New Regulations have come into force on 11th May 2013 to reduce the risks posed by sharps and injuries in the HealthCare Sector. The Health and Safety (Sharp Instruments in Healthcare) Regulations 2013 can be found on the governments legislation website.
The regulations introduced by the Health and Safety Executive in order to implement an European Directive will supplement existing regulations and legislation. Such legislation already provides a base line for employers to comply with throughout the industry in relation to Sharps and to control the risks of injury. The new regulations put in place further safeguards to prevent the risk of infection of healthcare workers and
Employers and contractors working in the healthcare sector will be required to:
• Have effective arrangements for the safe use and disposal (including using ‘safer sharps’ where reasonably practicable, restricting the practice of recapping of needles and placing sharps bins close to the point of use)
• Provide the necessary information and training to workers
• Investigate and take action in response to work related sharps injuries
Sharps injuries can occur throughout the healthcare sector and standard procedures are in place to deal with the same which are as follows:
• Encourage the wound to gently bleed, ideally holding it under running water
• Wash the wound using running water and plenty of soap
• Don’t scrub the wound whilst you are washing it
• Don’t suck the wound
• Dry the wound and cover it with a waterproof plaster or dressing
• Seek urgent medical advice (for example from your Occupational Health Service) as effective prophylaxis (medicines to help fight infection) are available
• Report the injury to your employer.
The new European Directive contains many requirements which are already within the existing legislation in the UK. They do however build on the legislation in the following ways:
An employer must ensure that the use of medical sharps at work is avoided so far as is reasonably practicable; when medical sharps are used at work, safer sharps are used so far as is reasonably practicable.

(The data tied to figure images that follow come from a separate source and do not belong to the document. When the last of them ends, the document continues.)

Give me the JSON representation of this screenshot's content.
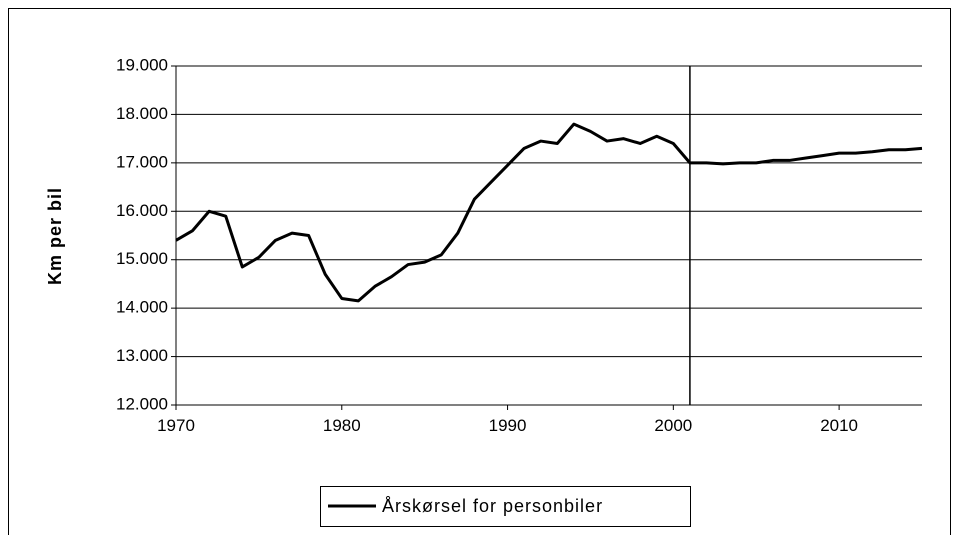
{
  "chart_data": {
    "type": "line",
    "y_label": "Km per bil",
    "x": [
      1970,
      1971,
      1972,
      1973,
      1974,
      1975,
      1976,
      1977,
      1978,
      1979,
      1980,
      1981,
      1982,
      1983,
      1984,
      1985,
      1986,
      1987,
      1988,
      1989,
      1990,
      1991,
      1992,
      1993,
      1994,
      1995,
      1996,
      1997,
      1998,
      1999,
      2000,
      2001,
      2002,
      2003,
      2004,
      2005,
      2006,
      2007,
      2008,
      2009,
      2010,
      2011,
      2012,
      2013,
      2014,
      2015
    ],
    "series": [
      {
        "name": "Årskørsel for personbiler",
        "color": "#000000",
        "values": [
          15400,
          15600,
          16000,
          15900,
          14850,
          15050,
          15400,
          15550,
          15500,
          14700,
          14200,
          14150,
          14450,
          14650,
          14900,
          14950,
          15100,
          15550,
          16250,
          16600,
          16950,
          17300,
          17450,
          17400,
          17800,
          17650,
          17450,
          17500,
          17400,
          17550,
          17400,
          17000,
          17000,
          16980,
          17000,
          17000,
          17050,
          17050,
          17100,
          17150,
          17200,
          17200,
          17230,
          17270,
          17270,
          17300
        ]
      }
    ],
    "xlim": [
      1970,
      2015
    ],
    "xticks": [
      1970,
      1980,
      1990,
      2000,
      2010
    ],
    "ylim": [
      12000,
      19000
    ],
    "yticks": [
      {
        "value": 12000,
        "label": "12.000"
      },
      {
        "value": 13000,
        "label": "13.000"
      },
      {
        "value": 14000,
        "label": "14.000"
      },
      {
        "value": 15000,
        "label": "15.000"
      },
      {
        "value": 16000,
        "label": "16.000"
      },
      {
        "value": 17000,
        "label": "17.000"
      },
      {
        "value": 18000,
        "label": "18.000"
      },
      {
        "value": 19000,
        "label": "19.000"
      }
    ],
    "vline": 2001,
    "grid": true,
    "legend": "bottom"
  }
}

The new regulations also state that needles that are medical sharps are not capped after use at work unless that act is required to control a risk identified by an assessment undertaken pursuant to regulation 3 of the Management of Health and Safety at Work Regulations 1999(1) and the risk of injury to employees is effectively controlled by the use of a suitable appliance, tool or other equipment in relation to the safe disposal of medical sharps that are not designed for re-use employers must provide written instructions for employees, and ensure that there are clearly marked and secure containers that are located close to areas where medical sharps are used at work.
In addition to the above the regulations insist that an employer must review at suitable intervals the policies and procedures in place to meet the requirements of the above so as to ensure that those policies and procedures remain up to date and effective.
Provisions must be put in place to ensure that appropriate training and information is provided to employees as well as set arrangements in how injuries are dealt with and notification procedures.